Daimler, Deutsche Bank und Co.: Das Geschäft mit der Apartheid

Als die Nachricht vom Tod Nelson Mandelas um die Welt ging, ließ es sich kaum ein Politiker nehmen, den letzten Freiheitskämpfer des  20. Jahrhunderts und Versöhner Südafrikas zu ehren.

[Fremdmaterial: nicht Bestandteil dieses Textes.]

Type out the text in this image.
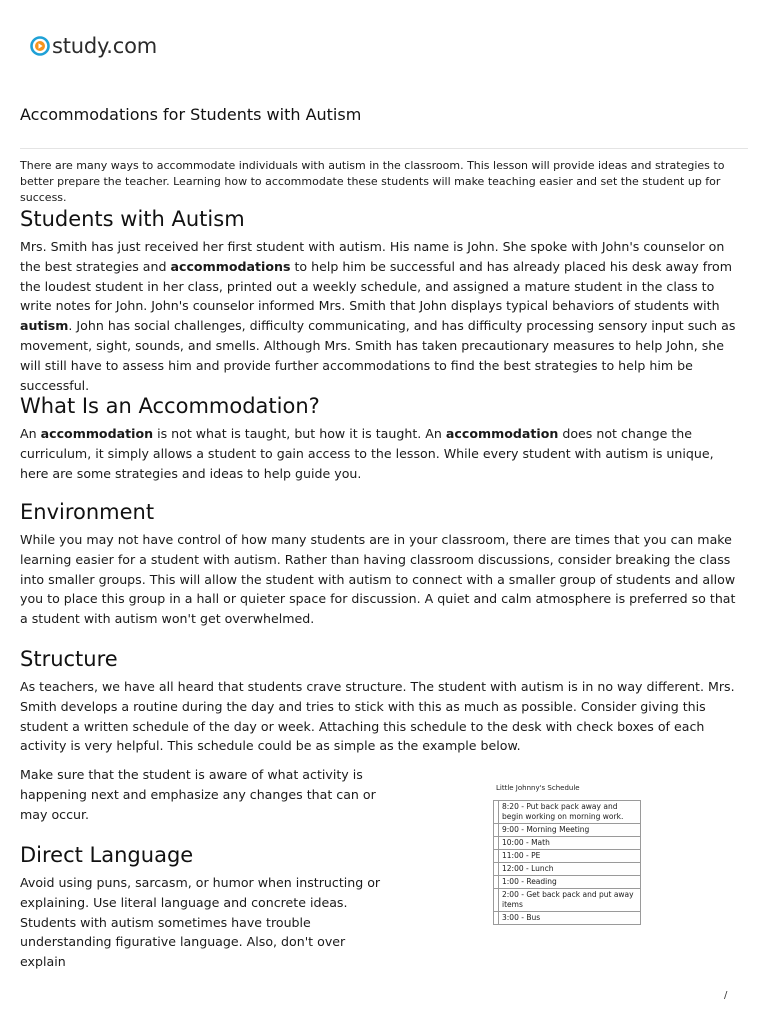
study.com
Accommodations for Students with Autism

There are many ways to accommodate individuals with autism in the classroom. This lesson will provide ideas and strategies to better prepare the teacher. Learning how to accommodate these students will make teaching easier and set the student up for success.

Students with Autism

Mrs. Smith has just received her first student with autism. His name is John. She spoke with John's counselor on the best strategies and accommodations to help him be successful and has already placed his desk away from the loudest student in her class, printed out a weekly schedule, and assigned a mature student in the class to write notes for John. John's counselor informed Mrs. Smith that John displays typical behaviors of students with autism. John has social challenges, difficulty communicating, and has difficulty processing sensory input such as movement, sight, sounds, and smells. Although Mrs. Smith has taken precautionary measures to help John, she will still have to assess him and provide further accommodations to find the best strategies to help him be successful.

What Is an Accommodation?

An accommodation is not what is taught, but how it is taught. An accommodation does not change the curriculum, it simply allows a student to gain access to the lesson. While every student with autism is unique, here are some strategies and ideas to help guide you.

Environment

While you may not have control of how many students are in your classroom, there are times that you can make learning easier for a student with autism. Rather than having classroom discussions, consider breaking the class into smaller groups. This will allow the student with autism to connect with a smaller group of students and allow you to place this group in a hall or quieter space for discussion. A quiet and calm atmosphere is preferred so that a student with autism won't get overwhelmed.

Structure

As teachers, we have all heard that students crave structure. The student with autism is in no way different. Mrs. Smith develops a routine during the day and tries to stick with this as much as possible. Consider giving this student a written schedule of the day or week. Attaching this schedule to the desk with check boxes of each activity is very helpful. This schedule could be as simple as the example below.

Make sure that the student is aware of what activity is happening next and emphasize any changes that can or may occur.

Direct Language

Avoid using puns, sarcasm, or humor when instructing or explaining. Use literal language and concrete ideas. Students with autism sometimes have trouble understanding figurative language. Also, don't over explain

Little Johnny's Schedule
	8:20 - Put back pack away and begin working on morning work.
	9:00 - Morning Meeting
	10:00 - Math
	11:00 - PE
	12:00 - Lunch
	1:00 - Reading
	2:00 - Get back pack and put away items
	3:00 - Bus
/
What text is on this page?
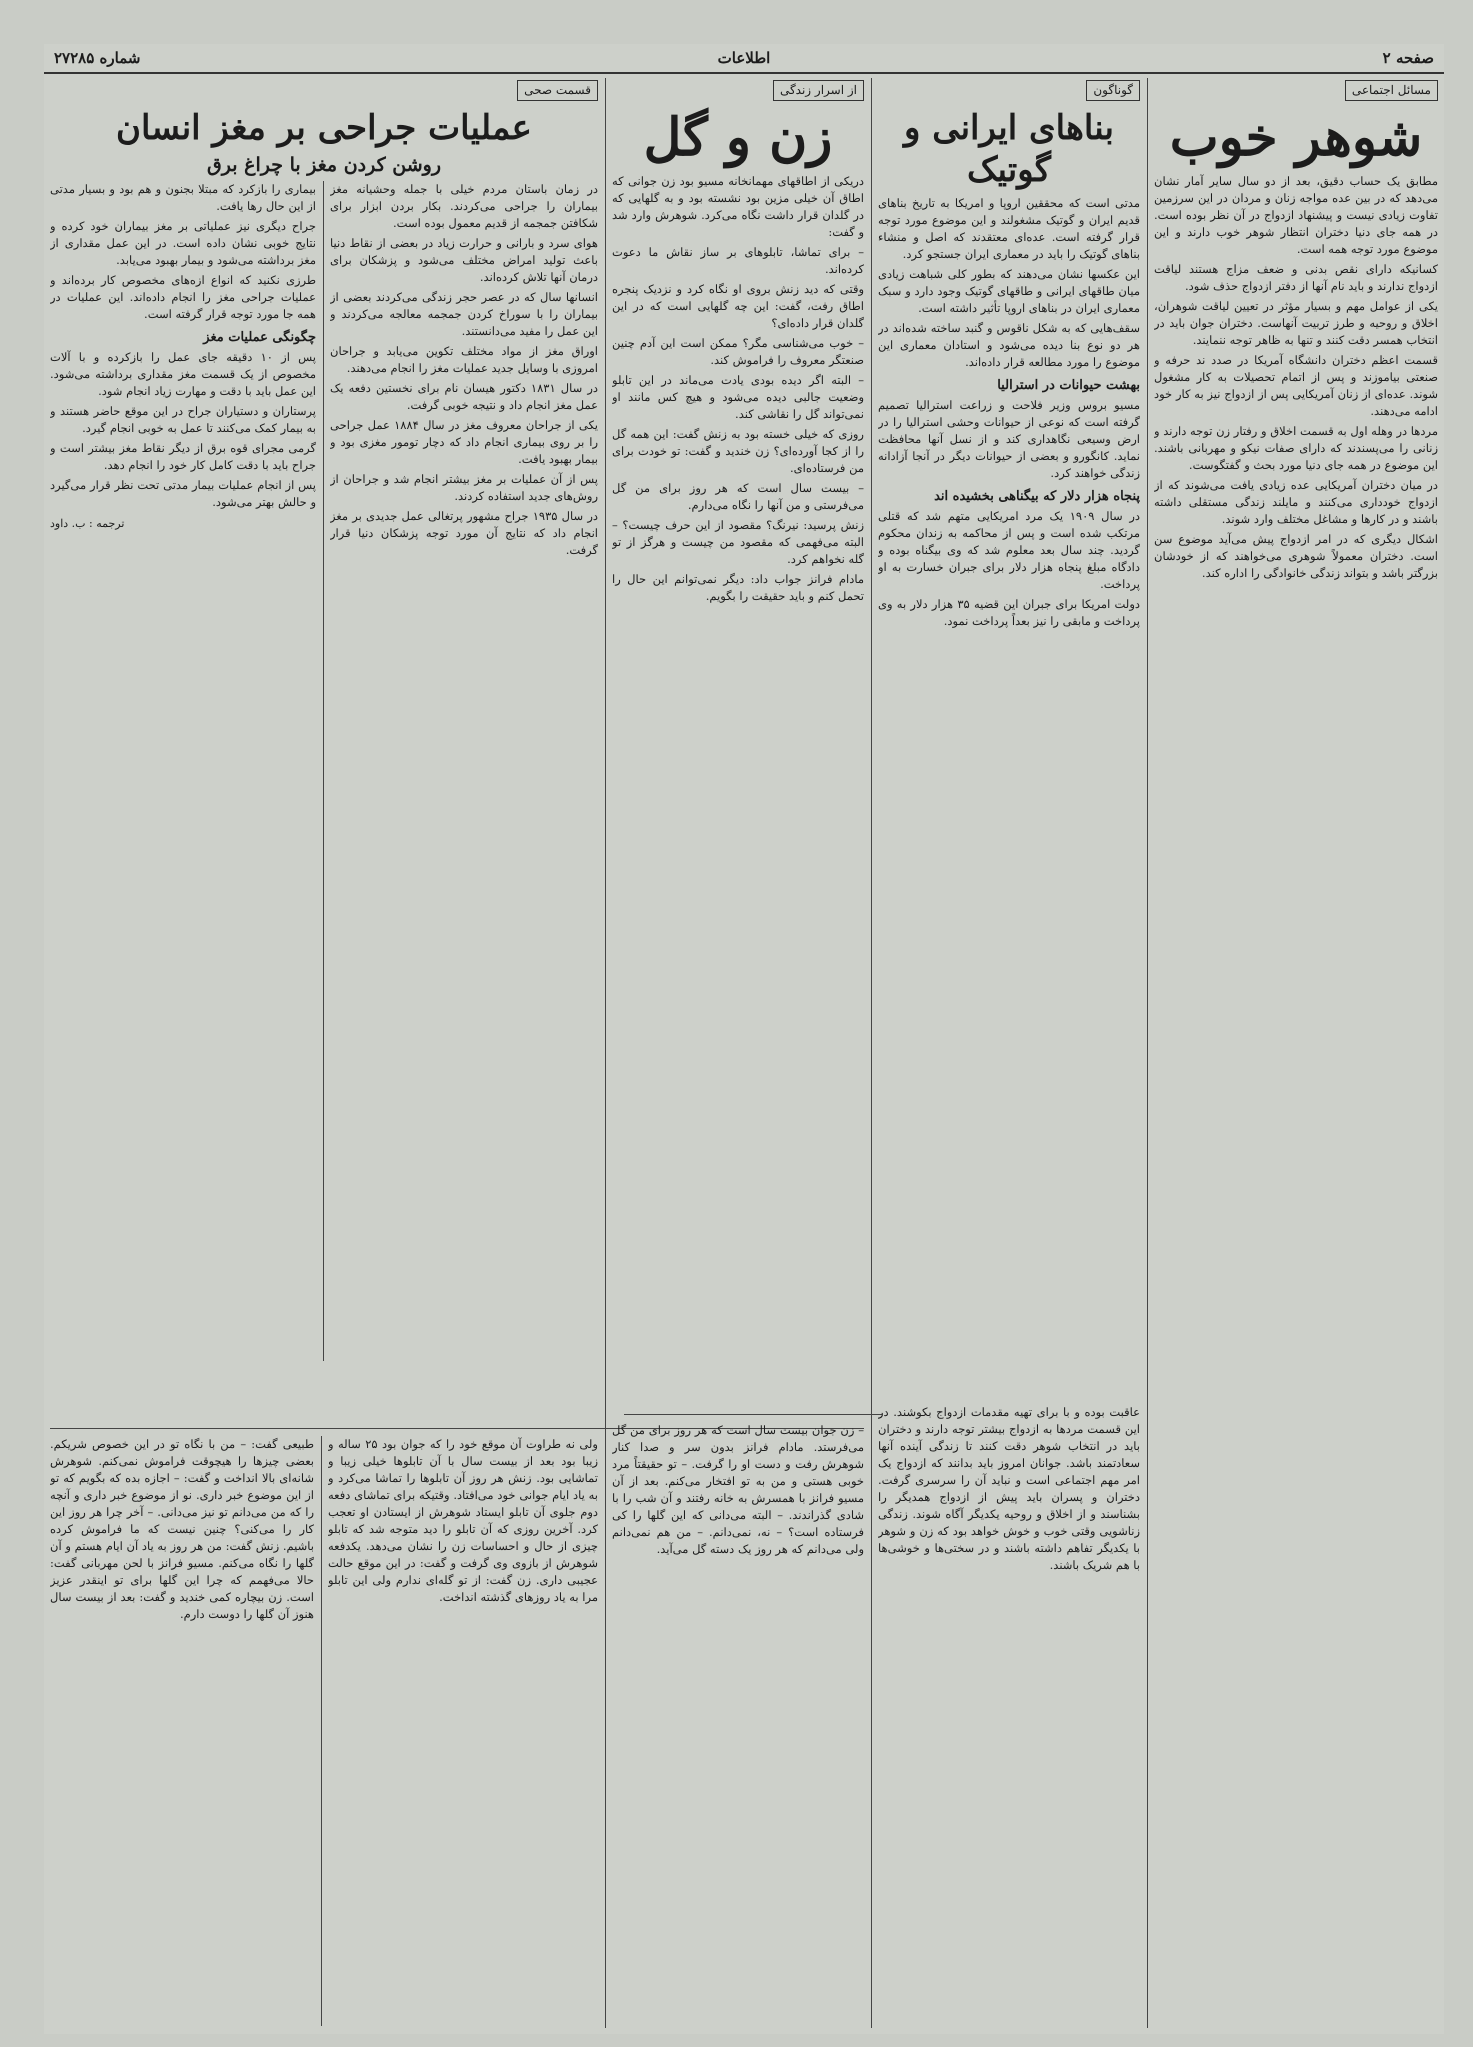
صفحه ۲
اطلاعات
شماره ۲۷۲۸۵
مسائل اجتماعی
شوهر خوب

مطابق یک حساب دقیق، بعد از دو سال سایر آمار نشان می‌دهد که در بین عده مواجه زنان و مردان در این سرزمین تفاوت زیادی نیست و پیشنهاد ازدواج در آن نظر بوده است. در همه جای دنیا دختران انتظار شوهر خوب دارند و این موضوع مورد توجه همه است.

کسانیکه دارای نقص بدنی و ضعف مزاج هستند لیاقت ازدواج ندارند و باید نام آنها از دفتر ازدواج حذف شود.

یکی از عوامل مهم و بسیار مؤثر در تعیین لیاقت شوهران، اخلاق و روحیه و طرز تربیت آنهاست. دختران جوان باید در انتخاب همسر دقت کنند و تنها به ظاهر توجه ننمایند.

قسمت اعظم دختران دانشگاه آمریکا در صدد ند حرفه و صنعتی بیاموزند و پس از اتمام تحصیلات به کار مشغول شوند. عده‌ای از زنان آمریکایی پس از ازدواج نیز به کار خود ادامه می‌دهند.

مردها در وهله اول به قسمت اخلاق و رفتار زن توجه دارند و زنانی را می‌پسندند که دارای صفات نیکو و مهربانی باشند. این موضوع در همه جای دنیا مورد بحث و گفتگوست.

در میان دختران آمریکایی عده زیادی یافت می‌شوند که از ازدواج خودداری می‌کنند و مایلند زندگی مستقلی داشته باشند و در کارها و مشاغل مختلف وارد شوند.

اشکال دیگری که در امر ازدواج پیش می‌آید موضوع سن است. دختران معمولاً شوهری می‌خواهند که از خودشان بزرگتر باشد و بتواند زندگی خانوادگی را اداره کند.

گوناگون
بناهای ایرانی و گوتیک

مدتی است که محققین اروپا و امریکا به تاریخ بناهای قدیم ایران و گوتیک مشغولند و این موضوع مورد توجه قرار گرفته است. عده‌ای معتقدند که اصل و منشاء بناهای گوتیک را باید در معماری ایران جستجو کرد.

این عکسها نشان می‌دهند که بطور کلی شباهت زیادی میان طاقهای ایرانی و طاقهای گوتیک وجود دارد و سبک معماری ایران در بناهای اروپا تأثیر داشته است.

سقف‌هایی که به شکل ناقوس و گنبد ساخته شده‌اند در هر دو نوع بنا دیده می‌شود و استادان معماری این موضوع را مورد مطالعه قرار داده‌اند.

بهشت حیوانات در استرالیا

مسیو بروس وزیر فلاحت و زراعت استرالیا تصمیم گرفته است که نوعی از حیوانات وحشی استرالیا را در ارض وسیعی نگاهداری کند و از نسل آنها محافظت نماید. کانگورو و بعضی از حیوانات دیگر در آنجا آزادانه زندگی خواهند کرد.

پنجاه هزار دلار که بیگناهی بخشیده اند

در سال ۱۹۰۹ یک مرد امریکایی متهم شد که قتلی مرتکب شده است و پس از محاکمه به زندان محکوم گردید. چند سال بعد معلوم شد که وی بیگناه بوده و دادگاه مبلغ پنجاه هزار دلار برای جبران خسارت به او پرداخت.

دولت امریکا برای جبران این قضیه ۳۵ هزار دلار به وی پرداخت و مابقی را نیز بعداً پرداخت نمود.

از اسرار زندگی
زن و گل

دریکی از اطاقهای مهمانخانه مسیو بود زن جوانی که اطاق آن خیلی مزین بود نشسته بود و به گلهایی که در گلدان قرار داشت نگاه می‌کرد. شوهرش وارد شد و گفت:

– برای تماشا، تابلوهای بر ساز نقاش ما دعوت کرده‌اند.

وقتی که دید زنش بروی او نگاه کرد و نزدیک پنجره اطاق رفت، گفت: این چه گلهایی است که در این گلدان قرار داده‌ای؟

– خوب می‌شناسی مگر؟ ممکن است این آدم چنین صنعتگر معروف را فراموش کند.

– البته اگر دیده بودی یادت می‌ماند در این تابلو وضعیت جالبی دیده می‌شود و هیچ کس مانند او نمی‌تواند گل را نقاشی کند.

روزی که خیلی خسته بود به زنش گفت: این همه گل را از کجا آورده‌ای؟ زن خندید و گفت: تو خودت برای من فرستاده‌ای.

– بیست سال است که هر روز برای من گل می‌فرستی و من آنها را نگاه می‌دارم.

زنش پرسید: نیرنگ؟ مقصود از این حرف چیست؟ – البته می‌فهمی که مقصود من چیست و هرگز از تو گله نخواهم کرد.

مادام فرانز جواب داد: دیگر نمی‌توانم این حال را تحمل کنم و باید حقیقت را بگویم.

قسمت صحی
عملیات جراحی بر مغز انسان
روشن کردن مغز با چراغ برق

در زمان باستان مردم خیلی با جمله وحشیانه مغز بیماران را جراحی می‌کردند. بکار بردن ابزار برای شکافتن جمجمه از قدیم معمول بوده است.

هوای سرد و بارانی و حرارت زیاد در بعضی از نقاط دنیا باعث تولید امراض مختلف می‌شود و پزشکان برای درمان آنها تلاش کرده‌اند.

انسانها سال که در عصر حجر زندگی می‌کردند بعضی از بیماران را با سوراخ کردن جمجمه معالجه می‌کردند و این عمل را مفید می‌دانستند.

اوراق مغز از مواد مختلف تکوین می‌یابد و جراحان امروزی با وسایل جدید عملیات مغز را انجام می‌دهند.

در سال ۱۸۳۱ دکتور هیسان نام برای نخستین دفعه یک عمل مغز انجام داد و نتیجه خوبی گرفت.

یکی از جراحان معروف مغز در سال ۱۸۸۴ عمل جراحی را بر روی بیماری انجام داد که دچار تومور مغزی بود و بیمار بهبود یافت.

پس از آن عملیات بر مغز بیشتر انجام شد و جراحان از روش‌های جدید استفاده کردند.

در سال ۱۹۳۵ جراح مشهور پرتغالی عمل جدیدی بر مغز انجام داد که نتایج آن مورد توجه پزشکان دنیا قرار گرفت.

بیماری را بازکرد که مبتلا بجنون و هم بود و بسیار مدتی از این حال رها یافت.

جراح دیگری نیز عملیاتی بر مغز بیماران خود کرده و نتایج خوبی نشان داده است. در این عمل مقداری از مغز برداشته می‌شود و بیمار بهبود می‌یابد.

طرزی نکنید که انواع از‌ه‌های مخصوص کار برده‌اند و عملیات جراحی مغز را انجام داده‌اند. این عملیات در همه جا مورد توجه قرار گرفته است.

چگونگی عملیات مغز

پس از ۱۰ دقیقه جای عمل را بازکرده و با آلات مخصوص از یک قسمت مغز مقداری برداشته می‌شود. این عمل باید با دقت و مهارت زیاد انجام شود.

پرستاران و دستیاران جراح در این موقع حاضر هستند و به بیمار کمک می‌کنند تا عمل به خوبی انجام گیرد.

گرمی مجرای قوه برق از دیگر نقاط مغز بیشتر است و جراح باید با دقت کامل کار خود را انجام دهد.

پس از انجام عملیات بیمار مدتی تحت نظر قرار می‌گیرد و حالش بهتر می‌شود.

ترجمه : ب. داود

ولی نه طراوت آن موقع خود را که جوان بود ۲۵ ساله و زیبا بود بعد از بیست سال با آن تابلوها خیلی زیبا و تماشایی بود. زنش هر روز آن تابلوها را تماشا می‌کرد و به یاد ایام جوانی خود می‌افتاد. وقتیکه برای تماشای دفعه دوم جلوی آن تابلو ایستاد شوهرش از ایستادن او تعجب کرد. آخرین روزی که آن تابلو را دید متوجه شد که تابلو چیزی از حال و احساسات زن را نشان می‌دهد. یکدفعه شوهرش از بازوی وی گرفت و گفت: در این موقع حالت عجیبی داری. زن گفت: از تو گله‌ای ندارم ولی این تابلو مرا به یاد روزهای گذشته انداخت.

طبیعی گفت: – من با نگاه تو در این خصوص شریکم. بعضی چیزها را هیچوقت فراموش نمی‌کنم. شوهرش شانه‌ای بالا انداخت و گفت: – اجازه بده که بگویم که تو از این موضوع خبر داری. نو از موضوع خبر داری و آنچه را که من می‌دانم تو نیز می‌دانی. – آخر چرا هر روز این کار را می‌کنی؟ چنین نیست که ما فراموش کرده باشیم. زنش گفت: من هر روز به یاد آن ایام هستم و آن گلها را نگاه می‌کنم. مسیو فرانز با لحن مهربانی گفت: حالا می‌فهمم که چرا این گلها برای تو اینقدر عزیز است. زن بیچاره کمی خندید و گفت: بعد از بیست سال هنوز آن گلها را دوست دارم.

– زن جوان بیست سال است که هر روز برای من گل می‌فرستد. مادام فرانز بدون سر و صدا کنار شوهرش رفت و دست او را گرفت. – تو حقیقتاً مرد خوبی هستی و من به تو افتخار می‌کنم. بعد از آن مسیو فرانز با همسرش به خانه رفتند و آن شب را با شادی گذراندند. – البته می‌دانی که این گلها را کی فرستاده است؟ – نه، نمی‌دانم. – من هم نمی‌دانم ولی می‌دانم که هر روز یک دسته گل می‌آید.

عاقبت بوده و با برای تهیه مقدمات ازدواج بکوشند. در این قسمت مردها به ازدواج بیشتر توجه دارند و دختران باید در انتخاب شوهر دقت کنند تا زندگی آینده آنها سعادتمند باشد. جوانان امروز باید بدانند که ازدواج یک امر مهم اجتماعی است و نباید آن را سرسری گرفت. دختران و پسران باید پیش از ازدواج همدیگر را بشناسند و از اخلاق و روحیه یکدیگر آگاه شوند. زندگی زناشویی وقتی خوب و خوش خواهد بود که زن و شوهر با یکدیگر تفاهم داشته باشند و در سختی‌ها و خوشی‌ها با هم شریک باشند.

Bundeskanzlerin Angela Merkel und US-Präsident Barack Obama bezeichneten ihn als einen „Giganten der Geschichte“; zahllose Medienbeiträge würdigten seinen Einsatz gegen das Apartheidregime.

Doch womit sich westliche Politiker und Medien schwer tun, ist offen auszusprechen, dass der Westen das rassistische Regime der weißen Eliten jahrzehntelang unterstützt hat – als angebliches Bollwerk gegen den Kommunismus in Südafrika.[1]  So ging im Rauschen all der Ehrungen und Nachrufe auf Nelson Mandela Ende des vergangenen Jahres auch die Meldung unter, dass ein US-Bezirksgericht die Klagen von Apartheidopfern gegen die deutschen Konzerne Daimler und Rheinmetall abgewiesen hat, da sie nicht im ausreichenden Maße die Belange der Vereinigten Staaten betreffen. Die Klagen gegen die US-Konzerne Ford und IBM ließ die Bezirksrichterin Shira Scheindlin hingegen weiterlaufen.